A total of 7875 patients had hyperkalemia. Of those, 78% had CKD only, 10% had heart failure only, and 13% had both CKD and heart failure. Within the 3 months after the index date, the proportion of patients who received a reduced RAASi dose or discontinued RAASi was 26%; within 6 and 12 months the proportion increased to 38% and 43%, respectively (RAASi discontinuation, 18%, 28%, 32% within 3, 6, and 12 months, respectively).

Among patients with borderline hyperkalemia (potassium 5.0 to 5.1 mEq/L), 37% received a reduced dose or discontinued RAASi within 12 months. Among patients with severe hyperkalemia, (potassium >6.0 mEq/L), the percentage increased to 61%.

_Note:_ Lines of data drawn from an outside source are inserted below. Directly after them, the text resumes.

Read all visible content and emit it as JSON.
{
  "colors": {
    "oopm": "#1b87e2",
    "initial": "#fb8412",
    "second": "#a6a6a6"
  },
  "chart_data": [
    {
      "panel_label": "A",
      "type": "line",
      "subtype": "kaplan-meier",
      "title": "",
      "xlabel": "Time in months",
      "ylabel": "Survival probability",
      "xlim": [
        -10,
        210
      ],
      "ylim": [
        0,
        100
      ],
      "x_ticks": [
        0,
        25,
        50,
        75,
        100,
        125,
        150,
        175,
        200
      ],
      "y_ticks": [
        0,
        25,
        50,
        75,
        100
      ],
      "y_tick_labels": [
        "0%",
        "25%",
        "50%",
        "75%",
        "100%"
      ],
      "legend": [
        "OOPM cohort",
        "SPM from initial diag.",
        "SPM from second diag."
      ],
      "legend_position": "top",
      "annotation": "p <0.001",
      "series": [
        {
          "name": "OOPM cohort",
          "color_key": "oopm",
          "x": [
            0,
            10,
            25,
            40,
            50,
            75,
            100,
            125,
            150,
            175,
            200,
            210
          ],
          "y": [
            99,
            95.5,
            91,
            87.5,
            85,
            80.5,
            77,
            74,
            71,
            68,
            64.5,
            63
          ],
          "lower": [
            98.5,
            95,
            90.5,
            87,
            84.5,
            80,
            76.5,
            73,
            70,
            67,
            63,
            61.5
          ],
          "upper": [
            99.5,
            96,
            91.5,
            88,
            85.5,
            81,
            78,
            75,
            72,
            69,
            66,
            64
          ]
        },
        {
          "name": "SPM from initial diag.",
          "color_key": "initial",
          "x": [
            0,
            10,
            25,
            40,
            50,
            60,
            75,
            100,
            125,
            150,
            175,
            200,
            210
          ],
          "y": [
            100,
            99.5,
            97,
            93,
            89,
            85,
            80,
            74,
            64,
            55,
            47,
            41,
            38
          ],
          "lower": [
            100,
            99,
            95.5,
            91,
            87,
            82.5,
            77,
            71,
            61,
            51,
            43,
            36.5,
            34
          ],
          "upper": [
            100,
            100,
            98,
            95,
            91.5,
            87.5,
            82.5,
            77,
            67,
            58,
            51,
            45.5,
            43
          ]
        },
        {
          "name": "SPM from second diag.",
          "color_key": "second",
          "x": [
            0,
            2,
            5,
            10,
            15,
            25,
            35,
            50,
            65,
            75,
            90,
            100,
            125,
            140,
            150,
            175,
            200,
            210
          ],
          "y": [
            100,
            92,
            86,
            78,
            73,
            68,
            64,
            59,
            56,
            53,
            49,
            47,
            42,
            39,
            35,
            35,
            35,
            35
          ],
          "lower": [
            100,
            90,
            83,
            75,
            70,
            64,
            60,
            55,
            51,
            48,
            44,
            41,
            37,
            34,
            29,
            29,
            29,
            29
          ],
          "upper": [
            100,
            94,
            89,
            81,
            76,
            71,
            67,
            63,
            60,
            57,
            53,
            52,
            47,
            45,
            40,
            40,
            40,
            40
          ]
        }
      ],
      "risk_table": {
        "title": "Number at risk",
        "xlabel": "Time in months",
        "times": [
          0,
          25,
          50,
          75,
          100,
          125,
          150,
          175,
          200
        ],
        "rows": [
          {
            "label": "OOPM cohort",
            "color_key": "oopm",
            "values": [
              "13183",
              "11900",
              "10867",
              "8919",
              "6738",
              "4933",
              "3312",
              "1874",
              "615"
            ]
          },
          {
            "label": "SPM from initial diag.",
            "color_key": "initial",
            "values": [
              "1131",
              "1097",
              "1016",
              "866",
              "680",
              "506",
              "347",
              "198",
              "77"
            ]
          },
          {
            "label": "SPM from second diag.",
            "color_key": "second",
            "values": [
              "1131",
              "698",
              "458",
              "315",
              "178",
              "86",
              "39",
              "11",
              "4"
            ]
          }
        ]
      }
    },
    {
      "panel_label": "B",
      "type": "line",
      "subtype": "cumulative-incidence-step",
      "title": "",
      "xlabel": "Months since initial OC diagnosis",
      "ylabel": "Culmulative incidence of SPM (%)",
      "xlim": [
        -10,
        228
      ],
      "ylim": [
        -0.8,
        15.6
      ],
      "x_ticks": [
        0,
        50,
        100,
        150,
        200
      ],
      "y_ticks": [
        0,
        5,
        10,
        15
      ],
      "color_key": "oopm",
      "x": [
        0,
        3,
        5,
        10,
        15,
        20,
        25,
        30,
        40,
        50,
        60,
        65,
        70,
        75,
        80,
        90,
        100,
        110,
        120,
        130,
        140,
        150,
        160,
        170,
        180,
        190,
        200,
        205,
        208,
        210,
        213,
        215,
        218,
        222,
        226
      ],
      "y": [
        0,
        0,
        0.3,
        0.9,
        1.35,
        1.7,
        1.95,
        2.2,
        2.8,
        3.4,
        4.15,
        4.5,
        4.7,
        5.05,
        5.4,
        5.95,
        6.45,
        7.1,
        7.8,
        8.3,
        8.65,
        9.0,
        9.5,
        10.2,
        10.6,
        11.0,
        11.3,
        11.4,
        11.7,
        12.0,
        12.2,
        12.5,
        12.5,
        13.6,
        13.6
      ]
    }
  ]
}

Low adherence rates to RAASi treatment increased from 15% at baseline to 19% at 3 months, 30% at 6 months, and 35% at 12 months.

In summary, the researchers said, “Among patients with CKD and/or heart failure, RAASi dose reduction or discontinuation as well as low adherence to RAASi were common after hyperkalemia. Future studies should evaluate the effect of these modifications on risk of recurrent hyperkalemia and cardiorenal outcomes.”

Source: An J, Zhou H, Sim J, et al. Renin-angiotensin-aldosterone system inhibitor (RAASi) use after new-onset hyperkalemia in a US integrated healthcare system. Abstract of a poster (Poster #184) presented at the National Kidney Foundation 2022 Spring Clinical Meetings, Boston, Massachusetts, April 6-10, 2022.